Les maximes de l’art militaire prescrivent au général qui fait la guerre au milieu de son propre païs contre des ennemis étrangers, de ne point leur livrer une bataille rangée, qu’il n’y soit forcé par quelque nécessité insurmontable. Ainsi le dessein d’Aëtius étoit très apparemment, de ne point en venir à une action décisive, mais il vouloit si jamais il se trouvoit réduit à donner une bataille, ne la point donner du moins, que tous les secours qui étoient en marche pour se rendre à son camp ne l’eussent joint. Dans cette résolution il prit un parti sage, quoiqu’il puisse avoir été traité alors par bien du monde, de parti trop timide ; ce fut celui de s’éloigner d’Orleans, pour occuper probablement, sur les bords de la Seine quelque poste avantageux, où il pût être joint facilement par ses alliés, et où l’ennemi ne pût point l’attaquer, sans s’exposer à une défaite presque certaine.

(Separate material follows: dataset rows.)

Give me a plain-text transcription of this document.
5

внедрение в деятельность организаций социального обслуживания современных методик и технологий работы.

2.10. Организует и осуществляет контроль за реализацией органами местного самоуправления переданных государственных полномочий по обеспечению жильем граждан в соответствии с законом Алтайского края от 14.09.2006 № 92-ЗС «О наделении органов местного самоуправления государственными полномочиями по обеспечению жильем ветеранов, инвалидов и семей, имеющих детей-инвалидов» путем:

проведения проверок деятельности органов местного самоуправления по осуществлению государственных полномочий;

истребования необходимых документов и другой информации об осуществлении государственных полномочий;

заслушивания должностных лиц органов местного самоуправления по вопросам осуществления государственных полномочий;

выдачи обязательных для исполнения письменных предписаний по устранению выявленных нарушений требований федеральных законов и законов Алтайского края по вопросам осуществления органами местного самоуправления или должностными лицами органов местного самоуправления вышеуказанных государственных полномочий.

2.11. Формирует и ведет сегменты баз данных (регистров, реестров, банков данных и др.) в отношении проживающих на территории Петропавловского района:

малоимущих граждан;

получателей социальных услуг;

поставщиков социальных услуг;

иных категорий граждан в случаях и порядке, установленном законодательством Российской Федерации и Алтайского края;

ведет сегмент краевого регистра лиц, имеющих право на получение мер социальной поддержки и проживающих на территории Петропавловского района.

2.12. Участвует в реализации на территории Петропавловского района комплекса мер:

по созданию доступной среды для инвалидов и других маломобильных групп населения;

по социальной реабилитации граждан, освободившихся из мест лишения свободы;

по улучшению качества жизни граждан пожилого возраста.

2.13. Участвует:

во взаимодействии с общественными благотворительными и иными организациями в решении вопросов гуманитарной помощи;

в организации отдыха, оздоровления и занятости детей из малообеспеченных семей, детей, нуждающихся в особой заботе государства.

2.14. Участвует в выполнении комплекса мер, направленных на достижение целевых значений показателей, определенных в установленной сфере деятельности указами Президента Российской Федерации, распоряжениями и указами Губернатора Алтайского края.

Il est vraisemblable qu’Aëtius n’avoit point été jusqu’au tems où il fit le mouvement timide en apparence, duquel nous venons de parler, sans avoir des avis certains de la trahison de Sangiban roi de ces Alains, qui avoient des quartiers sur la Loire, et de la promesse qu’il avoit faite au roi des Huns de lui livrer Orleans. Le général romain aura néanmoins dissimulé long-tems qu’il sçût rien de cette intelligence, dans la crainte qu’Attila, s’il apprenoit que son premier projet étoit découvert, avant qu’il en eût commencé l’exécution, n’en formât quelqu’autre qu’on ne pourroit point déconcerter, parce qu’on n’en seroit point instruit à tems. Mais dès qu’Attila se fut avancé à une certaine distance d’Orleans, et lorsqu’il fallut que l’armée Romaine s’éloignât de cette place, il ne fut plus nécessaire de feindre, et les regles de la guerre ne le permettoient pas. Ainsi Aëtius prit toutes les précautions qu’il lui convenoit de prendre, nonobstant qu’elles dussent donner à connoître aux ennemis qu’il étoit au fait de leur projet de campagne. En premier lieu, Aëtius fit rompre en plusieurs endroits les chaussées militaires, ou les grands chemins qui aboutissoient à Orleans. Par-là il rendoit plus difficile l’accès de la place à l’armée d’Attila, qui avoit, comme on va le voir, un charroi nombreux dans son camp, et qui traînoit beaucoup de machines de guerre à sa suite. Aëtius lui ôtoit encore par précaution la facilité de se porter plus avant dans le païs. En second lieu, Aëtius et Theodoric obligerent Sangibanus et ses Alains à joindre l’armée Romaine, et ils eurent même l’attention de les faire toujours camper au milieu des troupes auxiliaires qui l’avoient déja jointe, et qu’ils avoient placées dans son centre, en faisant l’ordre de bataille.

  1. Vid. Val. Not. G. p. 228.
  2. La bataille donnée par Litorius Celsus.